References: [1] Owen, G. N., Parnell, H., Bruin, E. A. D., & Rycroft, J. A. (2013). The combination of L-theanine and caffeine improves cognitive performance and increases subjective alertness. Nutrients, 5(11), 4361–4372. https://doi.org/10.3390/nu5114361
[2] Higashiyama, A., Htay, H. H., Ozeki, M., Juneja, L. R., & Kapoor, M. P. (2011). L-Theanine reduces psychological and physiological stress responses. Biological Psychology, 87(3), 243–250. https://doi.org/10.1016/j.biopsycho.2011.03.003
[3] Nobre, A. C., Rao, A., & Owen, G. N. (2008). Neuropsychopharmacology of a natural anxiolytic: the GABA(A) receptor complex. British Journal of Pharmacology, 153(3), 311–323. https://doi.org/10.1038/sj.bjp.0707438
[4] Yoto, A., Motoki, M., Murao, S., & Yokogoshi, H. (2012). The effects of L-theanine, often found in green tea, on cognitive functions, mental state, and sleep quality. Nutrients, 4(10), 1599–1606. https://doi.org/10.3390/nu4101599
[5] Rogers, P. J., Smith, J. E., Heatherley, S. V., & Pleydell-Pearce, C. W. (2008). The combined effects of L-theanine and caffeine on cognitive performance and mood. Nutritional Neuroscience, 11(4), 283–290. https://doi.org/10.1080/10284150802262947
[6] Dodd, F. L., Kennedy, D. O., Riby, L. M., & Haskell-Ramsay, C. F. (2015). The effects of caffeine, L-theanine, and their combination on cerebral blood flow, cognition, and mood. American Journal of Clinical Nutrition, 101(6), 1504–1514. https://doi.org/10.3945/ajcn.114.100066
[7] Planning Committee for a Workshop on Potential Health Hazards Associated with Consumption of Caffeine in Food and Dietary Supplements. (2014). National Academies Press.

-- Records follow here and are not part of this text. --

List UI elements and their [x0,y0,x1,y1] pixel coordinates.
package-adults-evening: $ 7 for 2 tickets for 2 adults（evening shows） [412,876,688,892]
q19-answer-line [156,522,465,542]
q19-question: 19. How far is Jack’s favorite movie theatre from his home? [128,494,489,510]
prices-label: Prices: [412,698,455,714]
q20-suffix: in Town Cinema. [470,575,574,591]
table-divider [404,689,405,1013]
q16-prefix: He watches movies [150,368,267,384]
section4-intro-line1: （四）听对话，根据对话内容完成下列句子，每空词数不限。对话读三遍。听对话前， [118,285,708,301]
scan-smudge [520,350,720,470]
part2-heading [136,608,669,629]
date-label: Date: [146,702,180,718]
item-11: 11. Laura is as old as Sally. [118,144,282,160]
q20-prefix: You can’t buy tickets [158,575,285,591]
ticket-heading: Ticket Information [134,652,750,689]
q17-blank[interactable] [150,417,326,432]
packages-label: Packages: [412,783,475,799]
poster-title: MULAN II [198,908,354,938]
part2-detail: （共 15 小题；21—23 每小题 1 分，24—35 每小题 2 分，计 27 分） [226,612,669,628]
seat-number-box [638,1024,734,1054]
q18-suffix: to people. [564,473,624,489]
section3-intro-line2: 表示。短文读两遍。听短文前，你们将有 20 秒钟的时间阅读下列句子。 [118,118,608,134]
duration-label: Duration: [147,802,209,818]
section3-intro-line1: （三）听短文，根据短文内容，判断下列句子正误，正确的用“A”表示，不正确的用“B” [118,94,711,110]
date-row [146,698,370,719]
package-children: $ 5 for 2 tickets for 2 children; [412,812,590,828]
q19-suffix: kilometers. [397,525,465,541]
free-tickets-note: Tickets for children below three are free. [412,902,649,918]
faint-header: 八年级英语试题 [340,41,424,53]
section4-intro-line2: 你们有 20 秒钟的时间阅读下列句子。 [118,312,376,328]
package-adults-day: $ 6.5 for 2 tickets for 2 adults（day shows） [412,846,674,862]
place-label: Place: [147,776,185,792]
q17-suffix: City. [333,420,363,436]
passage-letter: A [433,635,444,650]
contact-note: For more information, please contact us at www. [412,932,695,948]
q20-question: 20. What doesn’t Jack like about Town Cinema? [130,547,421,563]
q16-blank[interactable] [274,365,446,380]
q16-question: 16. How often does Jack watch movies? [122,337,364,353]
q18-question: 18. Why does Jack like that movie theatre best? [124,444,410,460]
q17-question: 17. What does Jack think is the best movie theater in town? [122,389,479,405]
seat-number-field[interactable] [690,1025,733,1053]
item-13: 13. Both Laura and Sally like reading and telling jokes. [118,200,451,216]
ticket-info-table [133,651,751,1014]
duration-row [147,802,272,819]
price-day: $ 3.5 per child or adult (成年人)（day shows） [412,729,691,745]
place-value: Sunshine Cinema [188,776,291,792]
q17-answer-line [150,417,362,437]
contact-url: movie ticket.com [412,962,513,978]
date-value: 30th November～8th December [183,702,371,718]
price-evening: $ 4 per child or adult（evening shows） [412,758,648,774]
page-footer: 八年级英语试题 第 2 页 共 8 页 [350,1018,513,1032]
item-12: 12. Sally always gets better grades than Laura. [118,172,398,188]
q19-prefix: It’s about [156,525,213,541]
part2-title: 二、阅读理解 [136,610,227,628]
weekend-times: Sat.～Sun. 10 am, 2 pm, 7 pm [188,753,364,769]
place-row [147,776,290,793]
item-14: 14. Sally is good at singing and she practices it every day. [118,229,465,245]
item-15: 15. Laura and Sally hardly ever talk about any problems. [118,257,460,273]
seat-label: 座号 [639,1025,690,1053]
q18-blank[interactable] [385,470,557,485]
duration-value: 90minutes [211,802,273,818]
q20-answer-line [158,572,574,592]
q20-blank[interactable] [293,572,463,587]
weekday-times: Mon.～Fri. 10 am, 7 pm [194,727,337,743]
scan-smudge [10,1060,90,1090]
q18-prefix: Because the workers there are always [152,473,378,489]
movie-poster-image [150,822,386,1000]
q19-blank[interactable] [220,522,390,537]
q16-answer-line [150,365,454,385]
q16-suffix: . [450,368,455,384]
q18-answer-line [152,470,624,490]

[8] Williams, J. L., Mougios, M., & Mischoulon, D. (2020). The effects of Green Tea Amino Acid L-Theanine Consumption on the ability to manage stress and anxiety levels: A systematic review. Journal of Affective Disorders, 272, 277–287. https://doi.org/10.1016/j.jad.2019.09.051
[9] Payne, E. R., Aceves-Martins, M., Dubost, J., Greyling, A., & de Roos, B. (2025). The effects of Tea (Camellia sinensis) or its Bioactive Compounds l-Theanine or l-Theanine plus Caffeine on Cognition, Sleep, and Mood in Healthy Participants: A Systematic Review and Meta-Analysis. Nutrients, 17(3), 793. https://doi.org/10.3390/nu17030793
[10] Wang, L., Li, Y., Zhou, Y., & Li, Y. (2022). The tea L-Theanine buffers stress and anxiety. Stress and Health, 38(1), 29–36. https://doi.org/10.1002/smi.3188
- The improvement in mood from the combination of caffeine and L-Theanine is attributed to the increased dopamine activity from caffeine and the modulation of serotonin and dopamine by L-Theanine, creating a sense of calm focus that benefits stress management and productivity.
- In the realm of health-and-wellness, CBD, a compound gaining popularity, has shown potential benefits for mental health. Some studies suggest that CBD may help reduce anxiety and improve sleep quality by interacting with the endocannabinoid system and reducing the activity of the stress hormone cortisol.
- For those seeking a comprehensive approach to wellness, a combination of fitness-and-exercise, nutrition, mental-health support, and supplements like CBD can contribute to enhanced health, improved cognitive function, and stress management. Integrating science-backed practices such as caffeine-L-Theanine stacks, exercise, a balanced diet, CBD, and mental-health strategies can support overall wellbeing and productivity.